La deuxième des gwerzioù que j’ai entrepris de résumer en une page (ce qui n’est pas un mince défi, a fortiori pour moi qui, d’ordinaire, ne hais rien tant que le faire-court !) pour les lecteurs du magazine de Lannion Trégor Communauté…
Si bien des gwerzioù sont des tragédies, celle-ci est plutôt un film à suspense ! La justice recueillit, en 1642, des témoignages sur une affaire ancienne : vers 1569, un seigneur de la Villaudrain, près de Loudéac, aurait tué et volé des marchands rennais. La tradition orale, elle, a tricoté un curieux récit, dont voici la version notée par Luzel auprès de Marc’harit Fulup de Pluzunet.
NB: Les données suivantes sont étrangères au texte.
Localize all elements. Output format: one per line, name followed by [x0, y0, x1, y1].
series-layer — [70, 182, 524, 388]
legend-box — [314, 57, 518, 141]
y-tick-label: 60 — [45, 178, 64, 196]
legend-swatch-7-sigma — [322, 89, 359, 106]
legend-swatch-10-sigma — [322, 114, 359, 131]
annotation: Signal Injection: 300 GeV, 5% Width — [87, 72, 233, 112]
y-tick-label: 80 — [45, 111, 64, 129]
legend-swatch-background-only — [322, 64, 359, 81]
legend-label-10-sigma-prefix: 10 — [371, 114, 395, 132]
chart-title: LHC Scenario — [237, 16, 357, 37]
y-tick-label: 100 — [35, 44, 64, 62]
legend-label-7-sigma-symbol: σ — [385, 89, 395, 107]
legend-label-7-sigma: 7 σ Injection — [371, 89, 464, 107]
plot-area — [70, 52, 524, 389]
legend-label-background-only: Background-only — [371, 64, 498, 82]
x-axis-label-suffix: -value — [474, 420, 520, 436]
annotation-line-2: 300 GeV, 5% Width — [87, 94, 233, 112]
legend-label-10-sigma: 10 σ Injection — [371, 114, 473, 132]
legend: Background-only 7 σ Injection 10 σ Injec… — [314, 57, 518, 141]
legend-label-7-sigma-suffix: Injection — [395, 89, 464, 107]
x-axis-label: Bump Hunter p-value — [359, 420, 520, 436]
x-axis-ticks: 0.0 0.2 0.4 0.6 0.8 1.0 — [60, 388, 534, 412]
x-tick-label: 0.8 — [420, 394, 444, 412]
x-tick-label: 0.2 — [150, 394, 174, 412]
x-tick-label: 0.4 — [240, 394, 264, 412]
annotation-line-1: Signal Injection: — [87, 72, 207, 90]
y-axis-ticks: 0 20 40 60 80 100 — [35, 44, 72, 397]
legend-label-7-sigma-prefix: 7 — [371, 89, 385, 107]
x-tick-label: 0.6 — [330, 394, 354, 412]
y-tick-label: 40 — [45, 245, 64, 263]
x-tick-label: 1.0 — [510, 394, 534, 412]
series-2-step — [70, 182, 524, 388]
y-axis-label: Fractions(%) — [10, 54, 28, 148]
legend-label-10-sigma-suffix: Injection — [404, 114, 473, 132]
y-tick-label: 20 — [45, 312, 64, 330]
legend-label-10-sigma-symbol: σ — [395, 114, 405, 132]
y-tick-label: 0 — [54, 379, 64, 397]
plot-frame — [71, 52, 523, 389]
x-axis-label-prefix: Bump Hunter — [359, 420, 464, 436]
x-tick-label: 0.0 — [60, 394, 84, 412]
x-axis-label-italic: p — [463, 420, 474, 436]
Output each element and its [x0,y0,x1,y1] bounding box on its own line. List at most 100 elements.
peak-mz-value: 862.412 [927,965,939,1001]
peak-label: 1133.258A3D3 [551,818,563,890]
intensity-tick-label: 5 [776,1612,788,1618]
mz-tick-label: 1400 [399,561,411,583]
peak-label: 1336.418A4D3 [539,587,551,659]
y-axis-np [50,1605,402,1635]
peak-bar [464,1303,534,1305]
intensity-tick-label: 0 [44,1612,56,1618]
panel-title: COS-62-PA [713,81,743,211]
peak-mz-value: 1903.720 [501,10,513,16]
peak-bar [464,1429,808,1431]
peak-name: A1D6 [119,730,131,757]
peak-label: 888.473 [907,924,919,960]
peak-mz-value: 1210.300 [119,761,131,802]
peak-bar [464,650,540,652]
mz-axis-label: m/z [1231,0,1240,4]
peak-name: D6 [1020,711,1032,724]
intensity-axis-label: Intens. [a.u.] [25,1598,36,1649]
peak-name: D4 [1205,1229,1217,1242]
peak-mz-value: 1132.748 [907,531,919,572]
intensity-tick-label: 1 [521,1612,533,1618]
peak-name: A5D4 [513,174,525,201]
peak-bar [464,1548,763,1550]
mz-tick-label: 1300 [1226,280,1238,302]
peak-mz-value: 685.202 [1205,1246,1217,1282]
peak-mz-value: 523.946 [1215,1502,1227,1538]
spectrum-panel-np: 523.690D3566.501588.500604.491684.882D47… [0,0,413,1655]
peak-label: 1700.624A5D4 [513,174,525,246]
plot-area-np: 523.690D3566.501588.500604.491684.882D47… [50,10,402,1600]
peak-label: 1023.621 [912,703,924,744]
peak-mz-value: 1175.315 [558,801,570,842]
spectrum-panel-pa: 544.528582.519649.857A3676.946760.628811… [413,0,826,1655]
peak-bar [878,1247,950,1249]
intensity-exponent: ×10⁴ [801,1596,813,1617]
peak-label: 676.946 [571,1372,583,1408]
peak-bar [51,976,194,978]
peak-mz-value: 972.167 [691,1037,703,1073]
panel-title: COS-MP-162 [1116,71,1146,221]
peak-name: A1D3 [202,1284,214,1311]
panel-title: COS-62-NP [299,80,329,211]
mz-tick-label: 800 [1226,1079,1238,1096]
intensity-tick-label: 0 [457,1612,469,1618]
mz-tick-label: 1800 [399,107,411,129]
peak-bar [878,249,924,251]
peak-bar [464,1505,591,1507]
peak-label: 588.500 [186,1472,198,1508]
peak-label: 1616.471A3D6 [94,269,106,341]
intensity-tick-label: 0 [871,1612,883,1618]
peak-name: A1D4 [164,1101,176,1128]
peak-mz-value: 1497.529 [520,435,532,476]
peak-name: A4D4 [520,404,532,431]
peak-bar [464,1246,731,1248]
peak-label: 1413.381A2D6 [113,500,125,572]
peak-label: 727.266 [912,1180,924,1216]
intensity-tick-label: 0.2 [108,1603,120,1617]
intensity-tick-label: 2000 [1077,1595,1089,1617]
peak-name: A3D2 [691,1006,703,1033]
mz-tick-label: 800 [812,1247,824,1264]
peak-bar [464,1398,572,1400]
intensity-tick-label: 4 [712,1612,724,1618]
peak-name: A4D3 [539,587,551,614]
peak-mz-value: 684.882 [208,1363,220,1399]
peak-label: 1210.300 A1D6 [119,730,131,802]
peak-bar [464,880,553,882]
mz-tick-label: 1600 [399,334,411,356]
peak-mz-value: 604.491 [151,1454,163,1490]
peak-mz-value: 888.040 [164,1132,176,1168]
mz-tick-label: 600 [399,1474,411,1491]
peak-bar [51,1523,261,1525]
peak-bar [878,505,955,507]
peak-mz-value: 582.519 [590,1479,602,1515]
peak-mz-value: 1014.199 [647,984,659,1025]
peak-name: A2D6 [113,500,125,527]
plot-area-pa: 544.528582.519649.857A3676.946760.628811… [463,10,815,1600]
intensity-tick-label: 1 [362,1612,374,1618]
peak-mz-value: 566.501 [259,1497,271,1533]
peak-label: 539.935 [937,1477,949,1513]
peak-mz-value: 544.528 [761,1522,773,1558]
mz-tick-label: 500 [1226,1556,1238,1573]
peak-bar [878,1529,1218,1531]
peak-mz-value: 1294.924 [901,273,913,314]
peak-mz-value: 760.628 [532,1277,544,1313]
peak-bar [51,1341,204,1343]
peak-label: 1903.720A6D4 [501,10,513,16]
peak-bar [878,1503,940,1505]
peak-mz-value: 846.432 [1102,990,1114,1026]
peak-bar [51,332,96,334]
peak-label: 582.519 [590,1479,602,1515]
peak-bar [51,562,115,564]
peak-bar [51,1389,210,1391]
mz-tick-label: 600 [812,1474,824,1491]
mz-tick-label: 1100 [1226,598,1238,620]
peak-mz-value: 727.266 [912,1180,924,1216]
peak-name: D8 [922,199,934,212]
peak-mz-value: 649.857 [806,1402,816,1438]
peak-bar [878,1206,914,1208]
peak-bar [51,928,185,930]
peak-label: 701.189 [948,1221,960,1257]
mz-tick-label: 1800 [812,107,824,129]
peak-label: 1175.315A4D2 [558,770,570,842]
Aet eo Erwanig Prigent d’ar min aour / Biken Landreger na ve paour / Biken Landreger paour ne ve / Met Ar Vilaodri hen atakfe
Erwanig Prigent revient de la mine d’or ! La richesse assurée pour Tréguier, à moins que « la Villaudry » ne l’attaque…
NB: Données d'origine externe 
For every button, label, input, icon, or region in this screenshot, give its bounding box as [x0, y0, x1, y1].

C’est qu’au manoir de « La Villaudry », il y a une sorcière, qui monte chaque jour au colombier et voit sept lieues alentour :
« Me ’wel o tont Erwanig Prigent / Ha gantañ triwec’h karg arc’hant ! / Karget int a arc’hant hag a aour / Biken ar Vilaodri ne ve paour ! / War ar marc’h a-raok zo ur peroked / A oar al latin, ar galleg / Kerkoulz ha ma oar ar brezhoneg ! »
« Je vois venir Erwanig Prigent, avec dix-huit charretées d’argent et d’or, la richesse assurée pour la Villaudry ! Il y a un perroquet sur le cheval de tête, qui parle latin et français aussi bien que breton ! »
***
Dans la forêt, Erwanig Prigent ordonne à ses charretiers de rouler aussi silencieusement que possible – en vain : déjà La Villaudry se dresse devant lui.
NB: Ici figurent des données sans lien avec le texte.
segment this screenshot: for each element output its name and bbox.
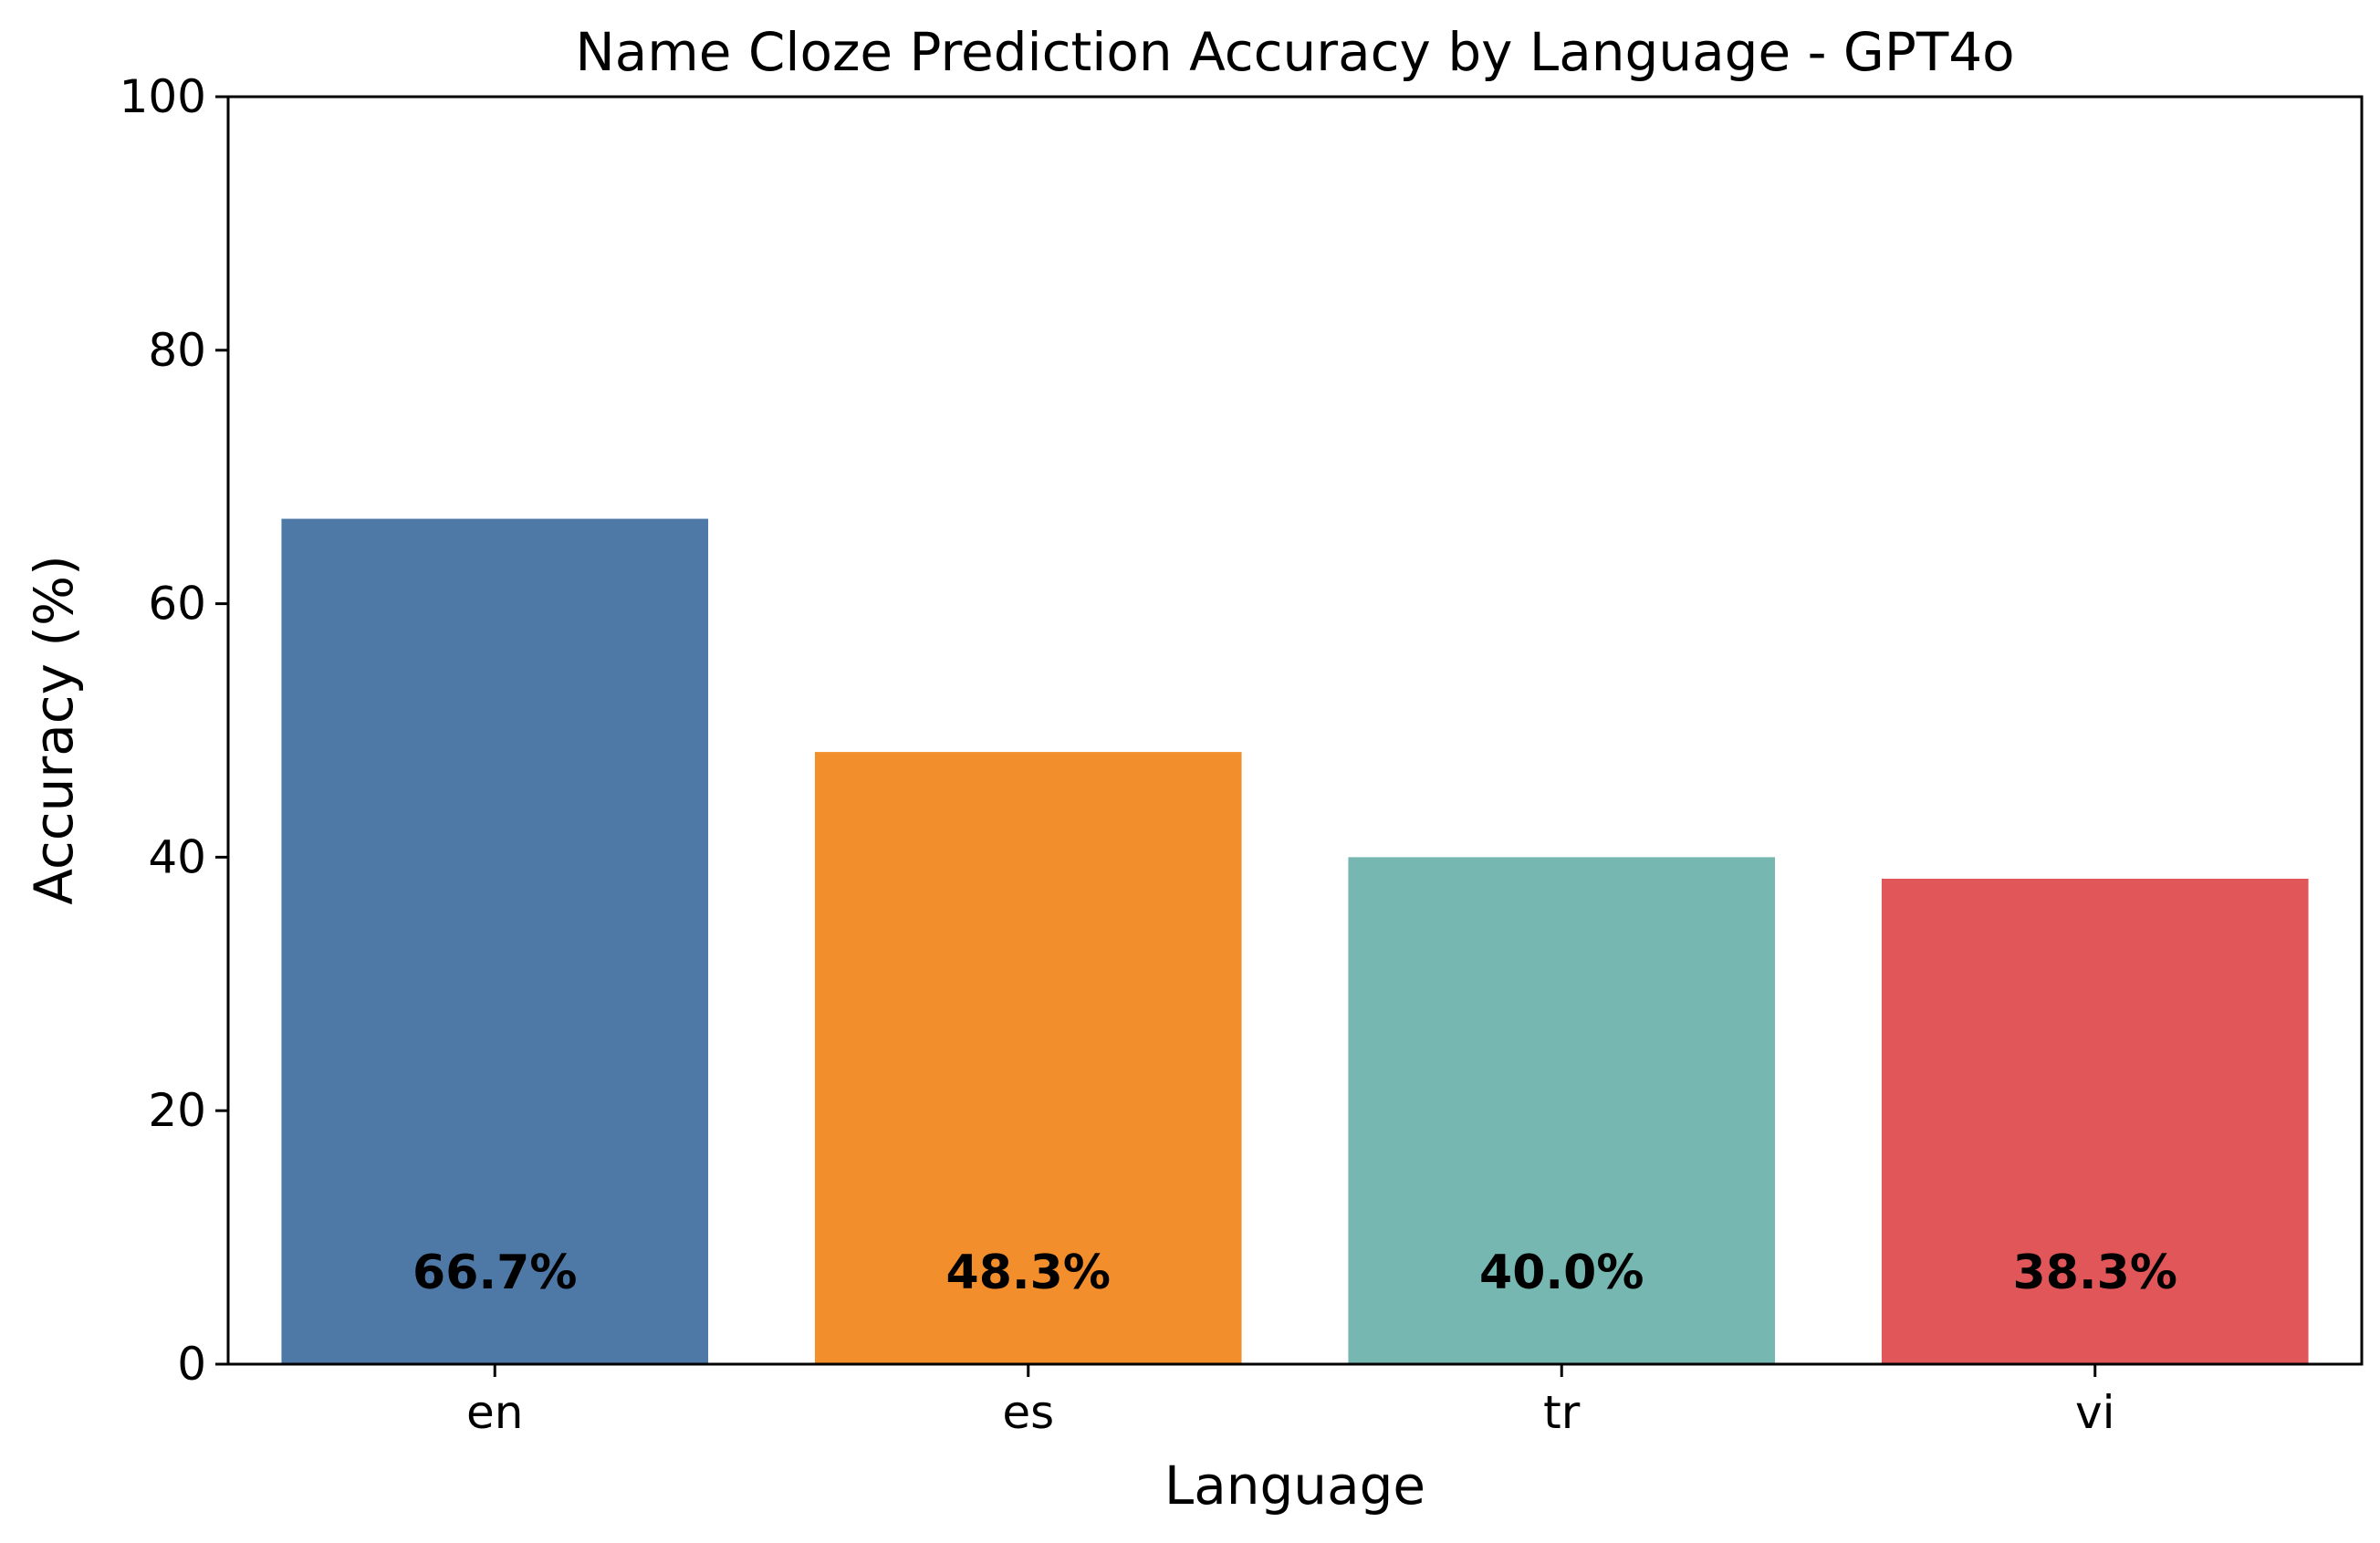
x-tick-label-vi: vi: [2075, 1386, 2114, 1439]
bar-en: [281, 518, 709, 1364]
data-label-tr: 40.0%: [1479, 1246, 1644, 1300]
data-label-vi: 38.3%: [2013, 1246, 2177, 1300]
x-axis-ticks: en es tr vi: [466, 1364, 2114, 1439]
y-tick-label: 60: [148, 578, 206, 631]
bar-tr: [1348, 857, 1776, 1364]
chart-title: Name Cloze Prediction Accuracy by Langua…: [575, 21, 2014, 83]
bar-es: [814, 752, 1242, 1364]
x-axis-label: Language: [1164, 1454, 1425, 1517]
plot-frame: [226, 95, 2364, 1366]
y-tick-label: 80: [148, 324, 206, 377]
y-axis-label: Accuracy (%): [23, 555, 85, 905]
data-labels: 66.7% 48.3% 40.0% 38.3%: [412, 1246, 2177, 1300]
y-tick-label: 20: [148, 1084, 206, 1137]
y-tick-label: 0: [177, 1338, 206, 1391]
x-tick-label-en: en: [466, 1386, 523, 1439]
data-label-en: 66.7%: [412, 1246, 577, 1300]
x-tick-label-es: es: [1002, 1386, 1054, 1439]
x-tick-label-tr: tr: [1543, 1386, 1581, 1439]
y-tick-label: 100: [120, 70, 206, 123]
bars: [281, 518, 2309, 1364]
y-tick-label: 40: [148, 830, 206, 883]
data-label-es: 48.3%: [946, 1246, 1111, 1300]
bar-vi: [1881, 879, 2309, 1364]
y-axis-ticks: 0 20 40 60 80 100: [120, 70, 228, 1391]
« Erwanig Prigent, chomet fenoz / Emañ ar volerien en Koat an Noz. / – Koulz eo din mervel en ur c’hoad / Evel en ho ti, m’en goar ervat… »
« Erwanig Prigent, venez loger chez moi : les voleurs sont dans Koat an Noz.
– Ça m’est égal de mourir dans un bois ou de mourir chez vous… »
Mais l’invitation est un ordre. Au manoir de la Villaudry, Erwanig tente de gagner du temps : il offre son perroquet à une belle demoiselle, il joue de son flageolet d’argent… Mais il ne fait qu’aggraver son cas : la belle n’est (dans d’autres versions) qu’une servante qu’il prend pour la fille de son hôte ; puis, quand cette dernière s’entiche de lui et le veut pour époux, ce qui le sauverait :
« Erwanig Prigent, din lâret / Pe c’hwi zo dimezet pe n’oc’h ket ? / – Me am eus seizh a vugale / Ha ’garje bezañ er gêr gante… »
« Erwanig Prigent, êtes-vous marié ?
– J’ai sept enfants, et je voudrais tant être auprès d’eux chez moi… »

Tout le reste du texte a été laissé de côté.